Director: Emilio Fernandez
Year: 1949
Rating: 7.5
Country: Mexico

Can a cop with a heart of gold and a prostitute with a dented heart of gold find happiness on the sordid streets of the Red Light district of Mexico City in this black and white musical noir melodrama? Directed by Emilio Fernandez, one of the great Mexican Golden Age directors and also as a curiosity the model for the Oscar statuette, he creates a claustrophobic tiny world of despair with the walls of fate slowly closing in on its protagonists. Prostitutes, pimps, gangsters and cops dominate this landscape with only a sliver of light leading to something better outside of it.
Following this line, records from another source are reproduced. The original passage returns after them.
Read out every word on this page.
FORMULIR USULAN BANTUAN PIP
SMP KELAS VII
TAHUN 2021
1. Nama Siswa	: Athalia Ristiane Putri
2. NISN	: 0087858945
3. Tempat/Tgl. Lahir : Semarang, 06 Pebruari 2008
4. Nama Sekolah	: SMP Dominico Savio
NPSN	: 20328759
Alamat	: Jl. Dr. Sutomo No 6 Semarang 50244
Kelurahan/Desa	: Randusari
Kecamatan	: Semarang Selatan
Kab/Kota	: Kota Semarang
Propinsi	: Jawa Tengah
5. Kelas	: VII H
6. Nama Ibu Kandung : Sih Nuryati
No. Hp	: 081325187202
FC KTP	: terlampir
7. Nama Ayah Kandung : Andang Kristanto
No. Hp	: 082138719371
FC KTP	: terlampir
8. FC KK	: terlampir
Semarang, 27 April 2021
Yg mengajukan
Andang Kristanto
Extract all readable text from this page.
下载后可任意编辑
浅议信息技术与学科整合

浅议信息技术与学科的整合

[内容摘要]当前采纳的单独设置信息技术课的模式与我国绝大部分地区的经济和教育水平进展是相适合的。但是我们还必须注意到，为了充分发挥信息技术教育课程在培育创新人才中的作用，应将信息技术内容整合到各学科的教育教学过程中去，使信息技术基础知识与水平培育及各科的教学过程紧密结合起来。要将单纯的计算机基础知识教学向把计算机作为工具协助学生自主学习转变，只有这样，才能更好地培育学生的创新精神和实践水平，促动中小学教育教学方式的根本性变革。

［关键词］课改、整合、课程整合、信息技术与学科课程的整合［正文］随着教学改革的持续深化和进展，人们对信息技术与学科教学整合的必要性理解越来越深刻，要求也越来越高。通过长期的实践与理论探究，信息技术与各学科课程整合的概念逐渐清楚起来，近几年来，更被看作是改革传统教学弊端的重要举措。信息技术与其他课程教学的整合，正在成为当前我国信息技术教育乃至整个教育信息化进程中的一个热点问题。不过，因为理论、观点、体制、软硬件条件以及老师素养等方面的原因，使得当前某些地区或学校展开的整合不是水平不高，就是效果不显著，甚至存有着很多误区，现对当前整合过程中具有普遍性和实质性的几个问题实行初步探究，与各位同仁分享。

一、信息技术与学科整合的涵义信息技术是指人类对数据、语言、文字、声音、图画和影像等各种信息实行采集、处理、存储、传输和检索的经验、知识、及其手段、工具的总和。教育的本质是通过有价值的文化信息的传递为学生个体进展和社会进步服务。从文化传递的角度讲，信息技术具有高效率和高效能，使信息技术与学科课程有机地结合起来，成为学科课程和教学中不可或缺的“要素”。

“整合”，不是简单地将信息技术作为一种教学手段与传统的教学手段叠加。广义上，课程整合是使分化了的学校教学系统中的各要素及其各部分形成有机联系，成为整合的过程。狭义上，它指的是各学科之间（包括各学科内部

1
Beautifully shot in black and white that captures the imagery of the shadows overhanging everyone, the long stairway that leads to tragedy, the dank dark streets and the squalid short time hotel rooms. But into this picture of venality music and dance constantly explodes bringing moments of joy and escape to the participants - Mexican Danzon and African percussion beats are the soundtrack of their lives.

Every night the Salon Mexico opens its doors and the girls slowly arrive swinging their hips and flashing their eyes in hopes of finding companionship, drinks, a tip, a twirl on the dance floor and possibly a trip across the street to the dirty bed sheets that await. One of these women is Mercedes (Marga Lopez) who we first spot entering a dance contest with Paco, who we later learn is her pimp/boyfriend/dance partner. They win the 500 pesos which she desperately needs but he takes it all and leaves her with the trophy. He is a pimp after all with a few girls on the string. She sneaks into the short time room where he and a girl lay across the bed in post-coital sleep and steals the money. When she leaves she stupidly throws away his wallet which is witnessed by the cop Lupe Lopez (Miguel Inclan) and this sets in action the remainder of the film.

She is doing this work so that her younger sister can go to a good school and marry into a good family. That is her simple dream. Only that. Then retire from this business. But hiding secrets is not easy when you are on display every night and your face is marked by the fists of men. If this film had been made in Hollywood it would be up there with a lot of other well-respected noirs, but being from Mexico is has disappeared. I read about it a few weeks ago in a New York Times article that jogged my curiosity. I am glad it did. It isn't great by any means but the milieu that it is set in was pretty interesting for a 1949 film.